In New York State, in which sector of industry do you think more people are employed, the financial activities sector or in government?
It’s the financial services sector, right? Well, not exactly. And it isn’t because hard times are coming to Wall Street. The latest data that come from July 2008 indicate that New York State had 724,000 people employed in the financial activity sector. That sounds like a lot. But the government sector employs more than double this number of workers, 1.52 million at last count! The following chart shows seasonally adjusted monthly employment from 1990 to 2008.

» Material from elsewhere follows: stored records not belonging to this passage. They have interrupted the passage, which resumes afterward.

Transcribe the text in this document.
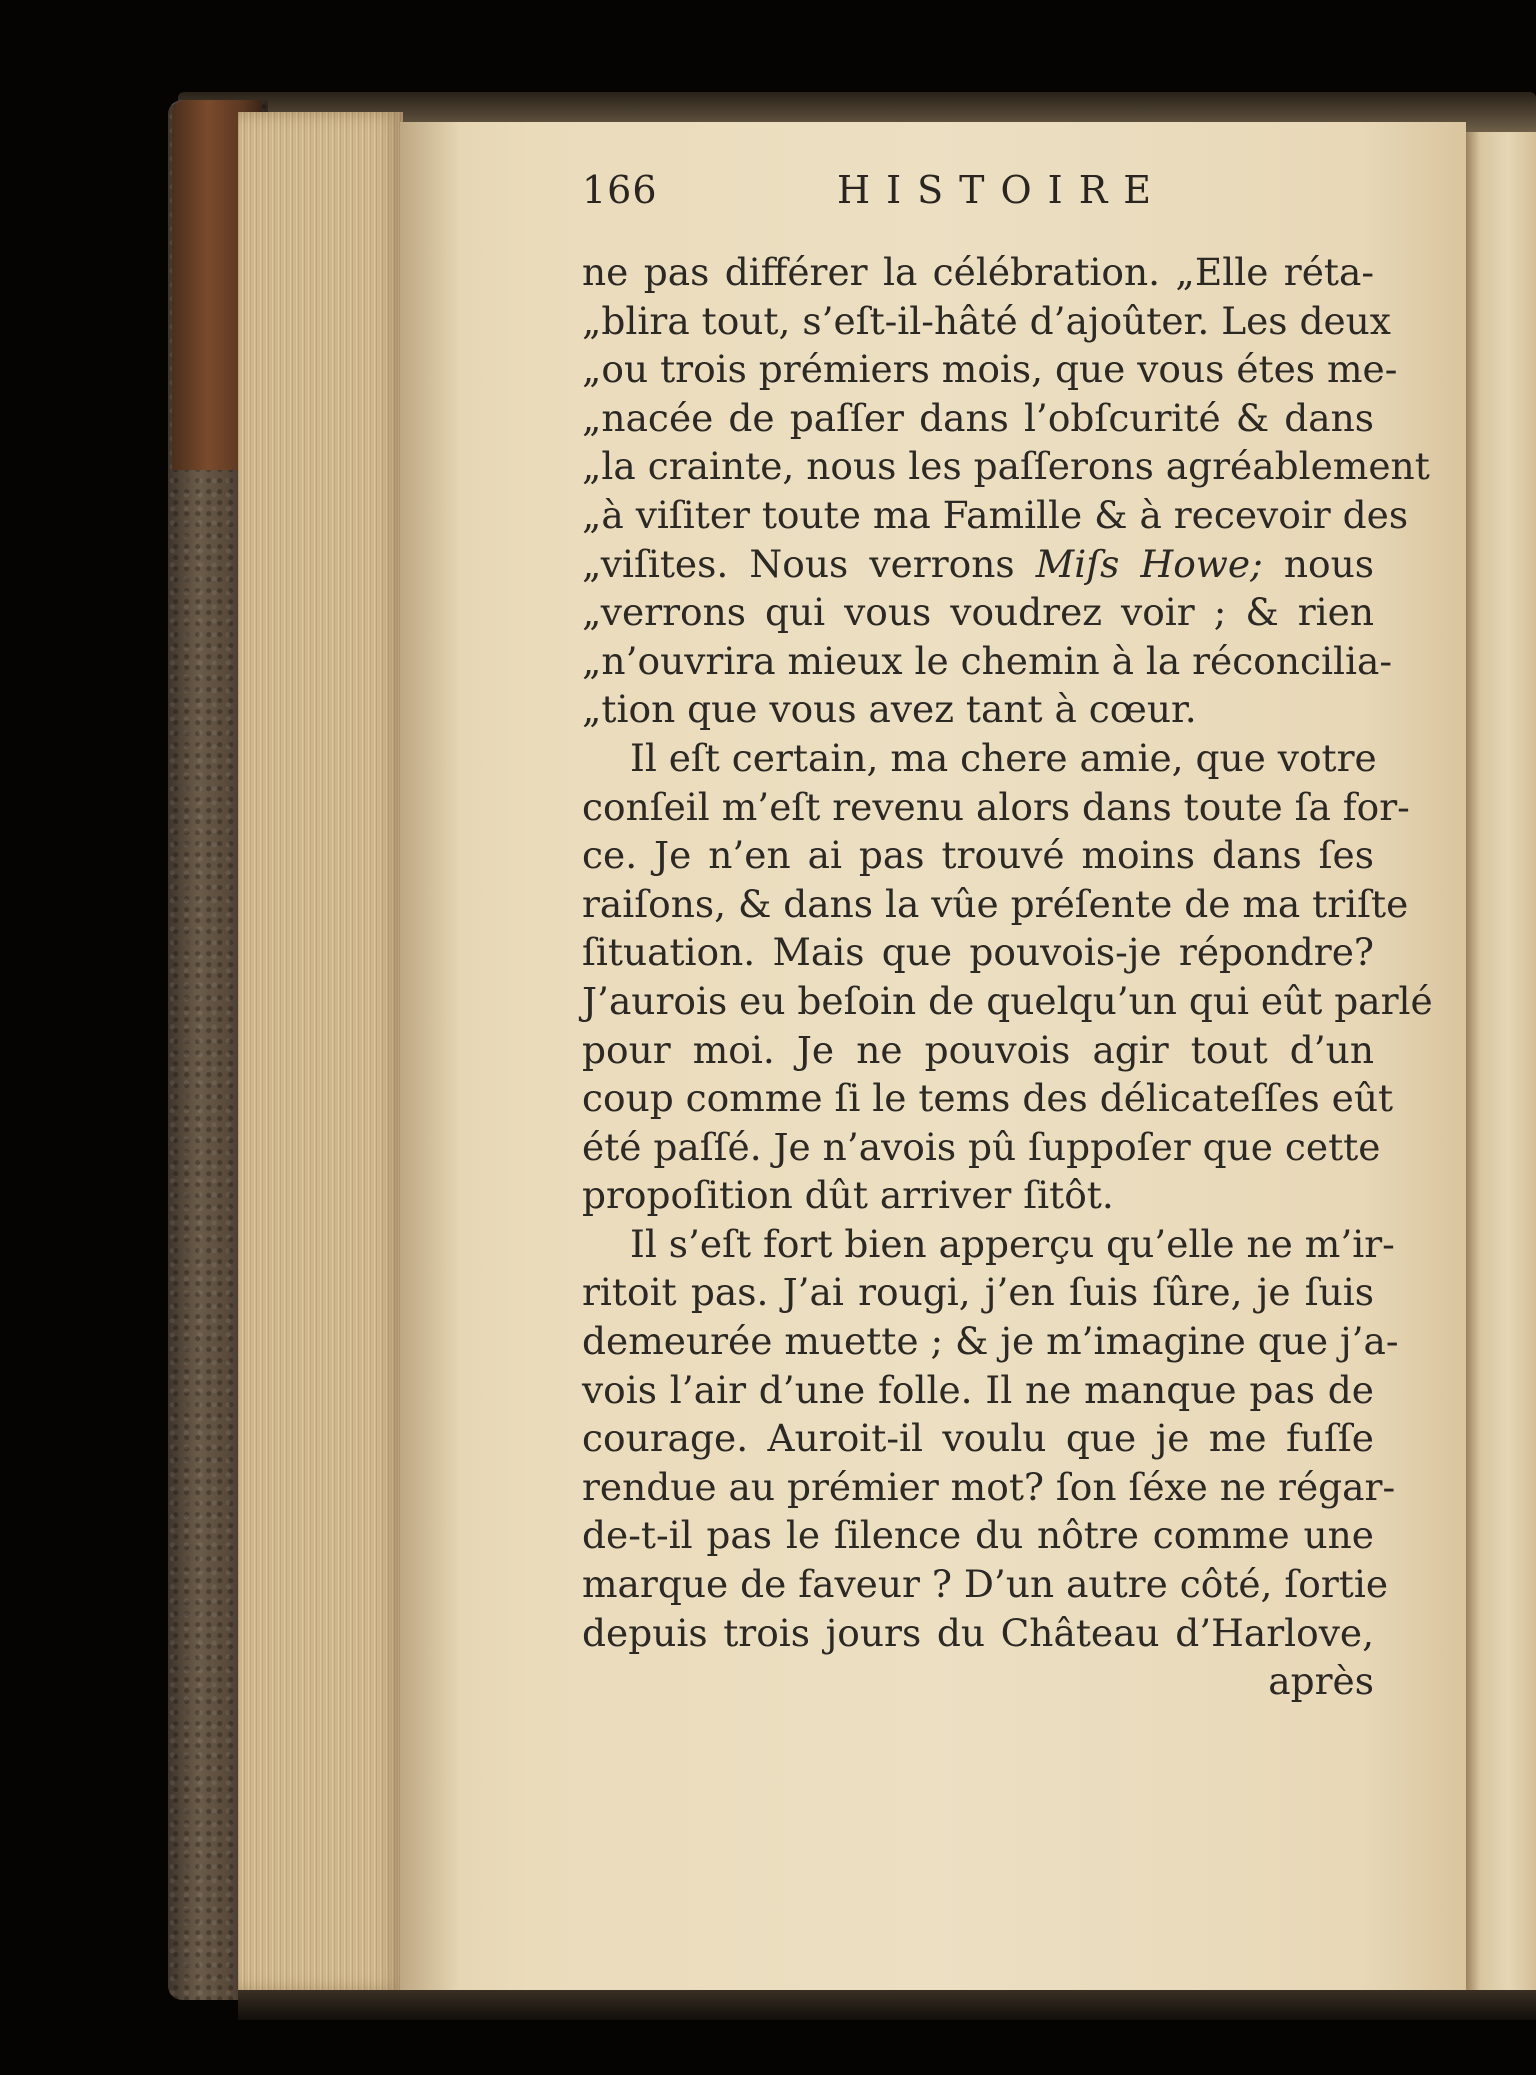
166	HISTOIRE
ne pas différer la célébration. „Elle réta-
„blira tout, s’eſt-il-hâté d’ajoûter. Les deux
„ou trois prémiers mois, que vous étes me-
„nacée de paſſer dans l’obſcurité & dans
„la crainte, nous les paſſerons agréablement
„à viſiter toute ma Famille & à recevoir des
„viſites. Nous verrons Miſs Howe; nous
„verrons qui vous voudrez voir ; & rien
„n’ouvrira mieux le chemin à la réconcilia-
„tion que vous avez tant à cœur.
Il eſt certain, ma chere amie, que votre
conſeil m’eſt revenu alors dans toute ſa for-
ce. Je n’en ai pas trouvé moins dans ſes
raiſons, & dans la vûe préſente de ma triſte
ſituation. Mais que pouvois-je répondre?
J’aurois eu beſoin de quelqu’un qui eût parlé
pour moi. Je ne pouvois agir tout d’un
coup comme ſi le tems des délicateſſes eût
été paſſé. Je n’avois pû ſuppoſer que cette
propoſition dût arriver ſitôt.
Il s’eſt fort bien apperçu qu’elle ne m’ir-
ritoit pas. J’ai rougi, j’en ſuis ſûre, je ſuis
demeurée muette ; & je m’imagine que j’a-
vois l’air d’une folle. Il ne manque pas de
courage. Auroit-il voulu que je me fuſſe
rendue au prémier mot? ſon ſéxe ne régar-
de-t-il pas le ſilence du nôtre comme une
marque de faveur ? D’un autre côté, ſortie
depuis trois jours du Château d’Harlove,
après
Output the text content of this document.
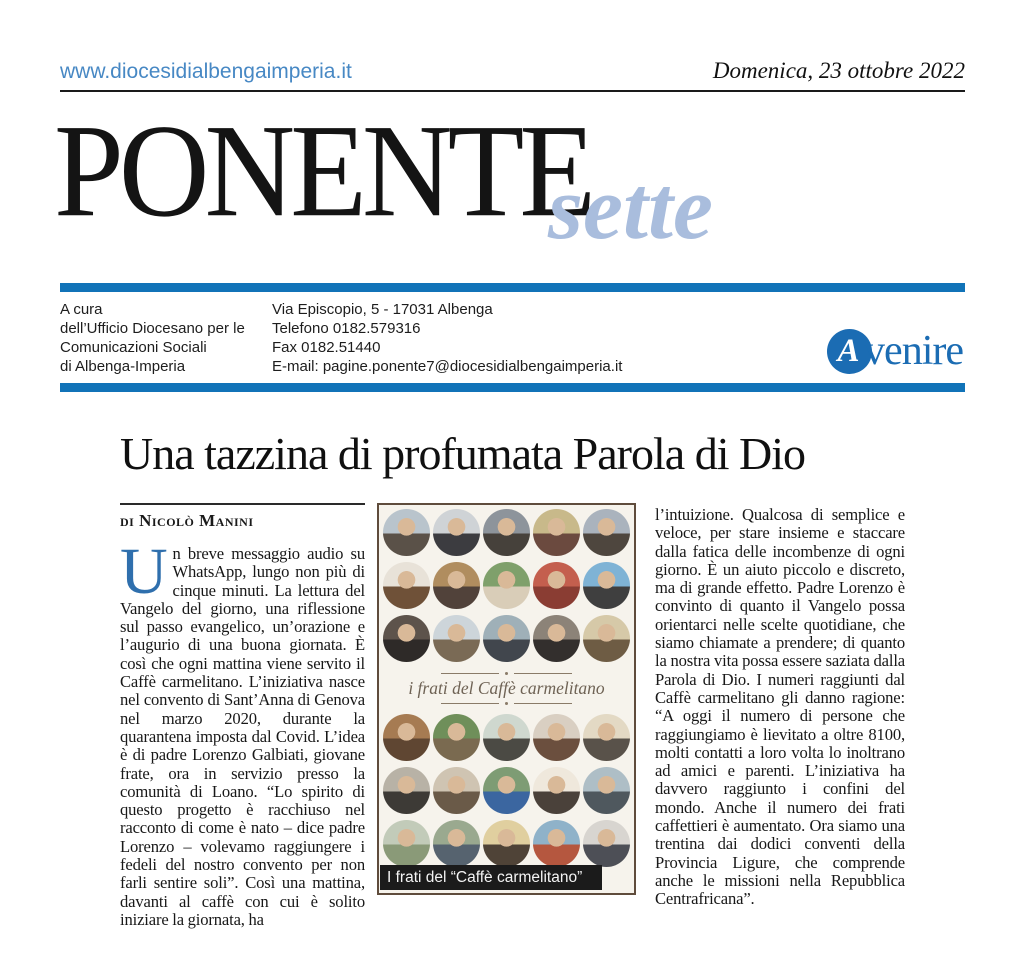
www.diocesidialbengaimperia.it	Domenica, 23 ottobre 2022
PONENTE
sette
A cura
dell’Ufficio Diocesano per le
Comunicazioni Sociali
di Albenga-Imperia
Via Episcopio, 5 - 17031 Albenga
Telefono 0182.579316
Fax 0182.51440
E-mail: pagine.ponente7@diocesidialbengaimperia.it	A venire
Una tazzina di profumata Parola di Dio
di Nicolò Manini
Un breve messaggio audio su WhatsApp, lungo non più di cinque minuti. La lettura del Vangelo del giorno, una riflessione sul passo evangelico, un’orazione e l’augurio di una buona giornata. È così che ogni mattina viene servito il Caffè carmelitano. L’iniziativa nasce nel convento di Sant’Anna di Genova nel marzo 2020, durante la quarantena imposta dal Covid. L’idea è di padre Lorenzo Galbiati, giovane frate, ora in servizio presso la comunità di Loano. “Lo spirito di questo progetto è racchiuso nel racconto di come è nato – dice padre Lorenzo – volevamo raggiungere i fedeli del nostro convento per non farli sentire soli”. Così una mattina, davanti al caffè con cui è solito iniziare la giornata, ha
i frati del Caffè carmelitano
I frati del “Caffè carmelitano”
l’intuizione. Qualcosa di semplice e veloce, per stare insieme e staccare dalla fatica delle incombenze di ogni giorno. È un aiuto piccolo e discreto, ma di grande effetto. Padre Lorenzo è convinto di quanto il Vangelo possa orientarci nelle scelte quotidiane, che siamo chiamate a prendere; di quanto la nostra vita possa essere saziata dalla Parola di Dio. I numeri raggiunti dal Caffè carmelitano gli danno ragione: “A oggi il numero di persone che raggiungiamo è lievitato a oltre 8100, molti contatti a loro volta lo inoltrano ad amici e parenti. L’iniziativa ha davvero raggiunto i confini del mondo. Anche il numero dei frati caffettieri è aumentato. Ora siamo una trentina dai dodici conventi della Provincia Ligure, che comprende anche le missioni nella Repubblica Centrafricana”.
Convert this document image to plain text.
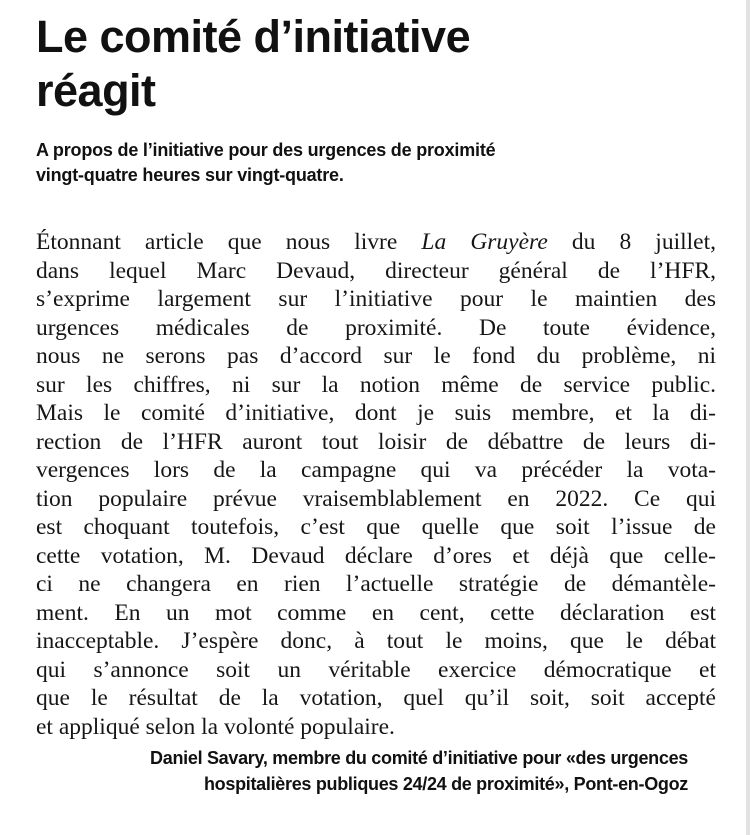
Le comité d’initiative
réagit
A propos de l’initiative pour des urgences de proximité
vingt-quatre heures sur vingt-quatre.
Étonnant article que nous livre La Gruyère du 8 juillet,
dans lequel Marc Devaud, directeur général de l’HFR,
s’exprime largement sur l’initiative pour le maintien des
urgences médicales de proximité. De toute évidence,
nous ne serons pas d’accord sur le fond du problème, ni
sur les chiffres, ni sur la notion même de service public.
Mais le comité d’initiative, dont je suis membre, et la di-
rection de l’HFR auront tout loisir de débattre de leurs di-
vergences lors de la campagne qui va précéder la vota-
tion populaire prévue vraisemblablement en 2022. Ce qui
est choquant toutefois, c’est que quelle que soit l’issue de
cette votation, M. Devaud déclare d’ores et déjà que celle-
ci ne changera en rien l’actuelle stratégie de démantèle-
ment. En un mot comme en cent, cette déclaration est
inacceptable. J’espère donc, à tout le moins, que le débat
qui s’annonce soit un véritable exercice démocratique et
que le résultat de la votation, quel qu’il soit, soit accepté
et appliqué selon la volonté populaire.
Daniel Savary, membre du comité d’initiative pour «des urgences
hospitalières publiques 24/24 de proximité», Pont-en-Ogoz
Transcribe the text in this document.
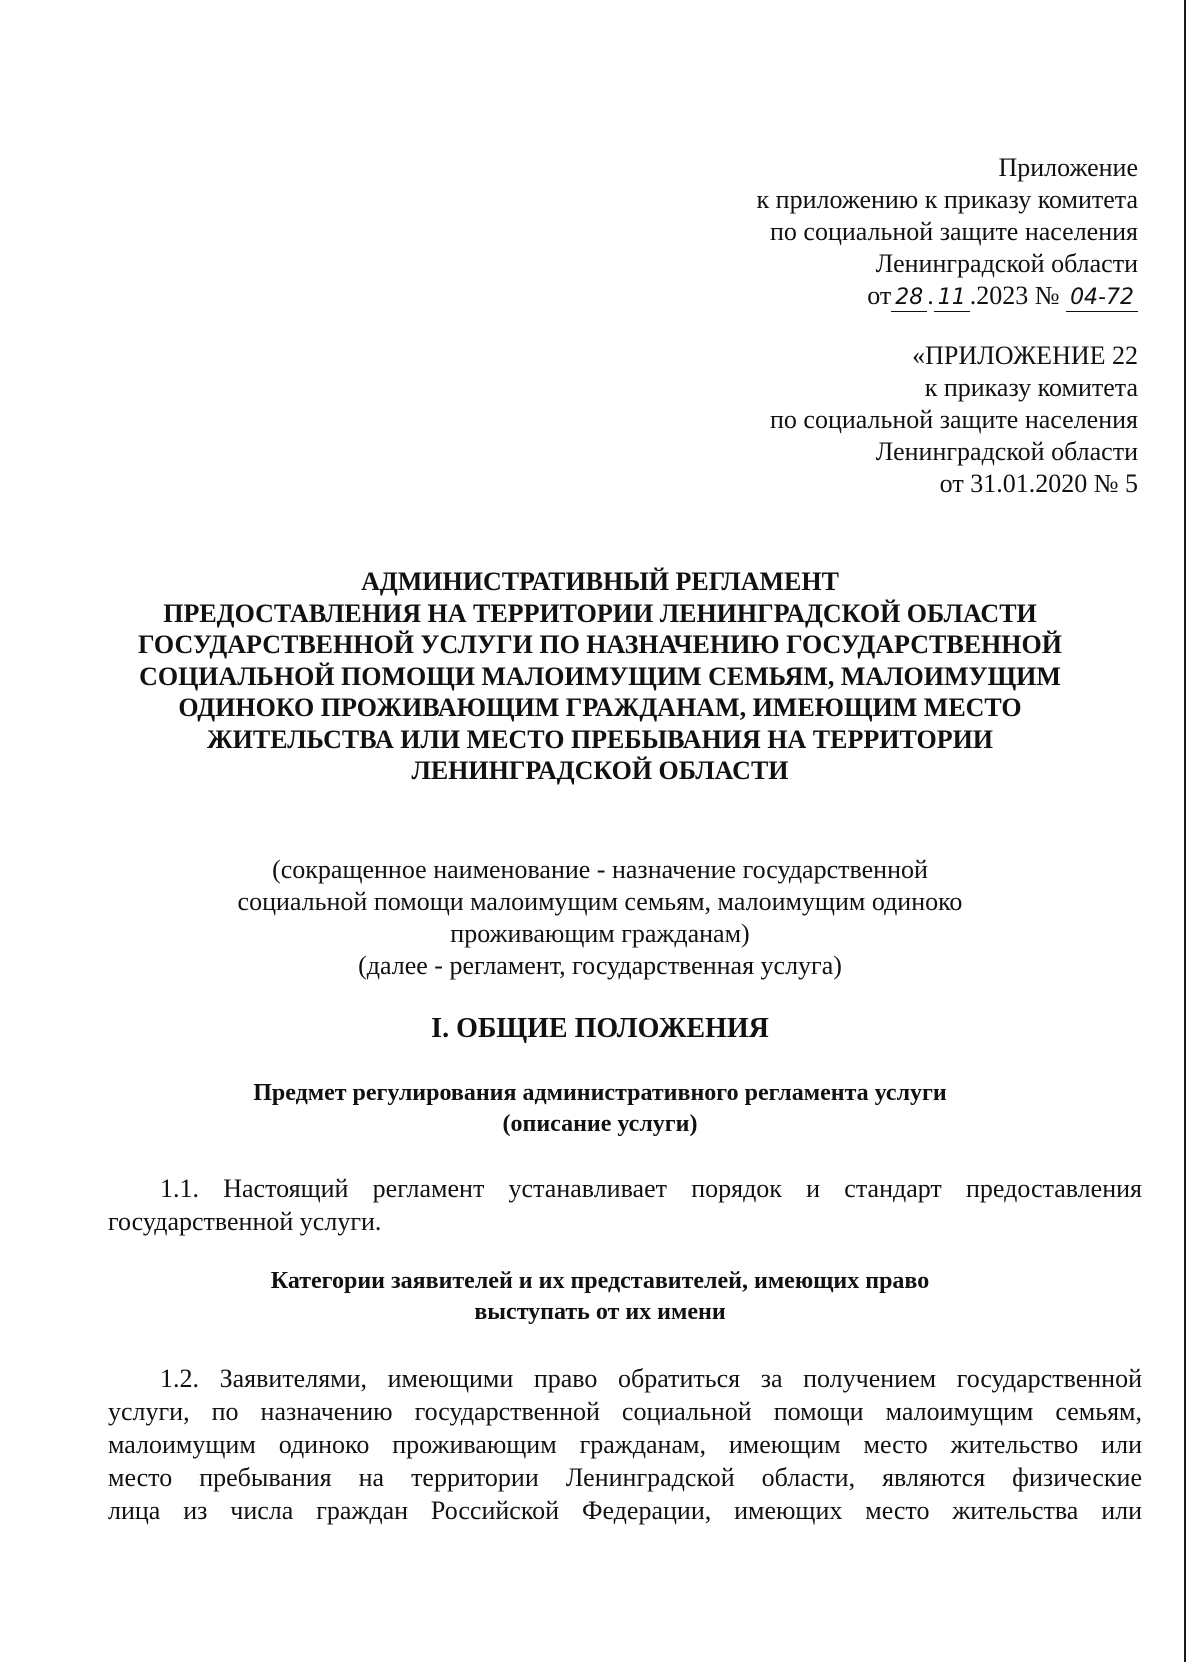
Приложение
к приложению к приказу комитета
по социальной защите населения
Ленинградской области
от 28 . 11 .2023 № 04-72
«ПРИЛОЖЕНИЕ 22
к приказу комитета
по социальной защите населения
Ленинградской области
от 31.01.2020 № 5
АДМИНИСТРАТИВНЫЙ РЕГЛАМЕНТ
ПРЕДОСТАВЛЕНИЯ НА ТЕРРИТОРИИ ЛЕНИНГРАДСКОЙ ОБЛАСТИ
ГОСУДАРСТВЕННОЙ УСЛУГИ ПО НАЗНАЧЕНИЮ ГОСУДАРСТВЕННОЙ
СОЦИАЛЬНОЙ ПОМОЩИ МАЛОИМУЩИМ СЕМЬЯМ, МАЛОИМУЩИМ
ОДИНОКО ПРОЖИВАЮЩИМ ГРАЖДАНАМ, ИМЕЮЩИМ МЕСТО
ЖИТЕЛЬСТВА ИЛИ МЕСТО ПРЕБЫВАНИЯ НА ТЕРРИТОРИИ
ЛЕНИНГРАДСКОЙ ОБЛАСТИ
(сокращенное наименование - назначение государственной
социальной помощи малоимущим семьям, малоимущим одиноко
проживающим гражданам)
(далее - регламент, государственная услуга)
I. ОБЩИЕ ПОЛОЖЕНИЯ
Предмет регулирования административного регламента услуги
(описание услуги)
1.1. Настоящий регламент устанавливает порядок и стандарт предоставления
государственной услуги.
Категории заявителей и их представителей, имеющих право
выступать от их имени
1.2. Заявителями, имеющими право обратиться за получением государственной
услуги, по назначению государственной социальной помощи малоимущим семьям,
малоимущим одиноко проживающим гражданам, имеющим место жительство или
место пребывания на территории Ленинградской области, являются физические
лица из числа граждан Российской Федерации, имеющих место жительства или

Among other things, what stands out for me includes:
- If the financial sector is in fact nearing a meltdown, then there is still lots of room for the financial activities sector to shed jobs. And with Lehman filing for bankruptcy, AIG in the tank and Merrill Lynch on a respirator, this is perhaps about to happen. These dislocations are healthy for long-run economic prospects of course – if this crisis has taught us anything, it was that much of the expansion in the financial services sector in recent years was wasteful.
- The financial sector in New York is simply not as large as I would have thought it to be. The labor force is roughly 10 million large, so the financial sector makes up less than 10% of it.
- Even if every single job were lost in the financial sector, New York State’s unemployment rate would jump from its current 5.2% to 12.7%. While that is high, it is not Great Depression high. For reference, NYS unemployment hit 6.5% in September 2003, 6.6% in June 1997 and 8.9% in July 1992.
- The trend lines seem to be moving in the opposite directions.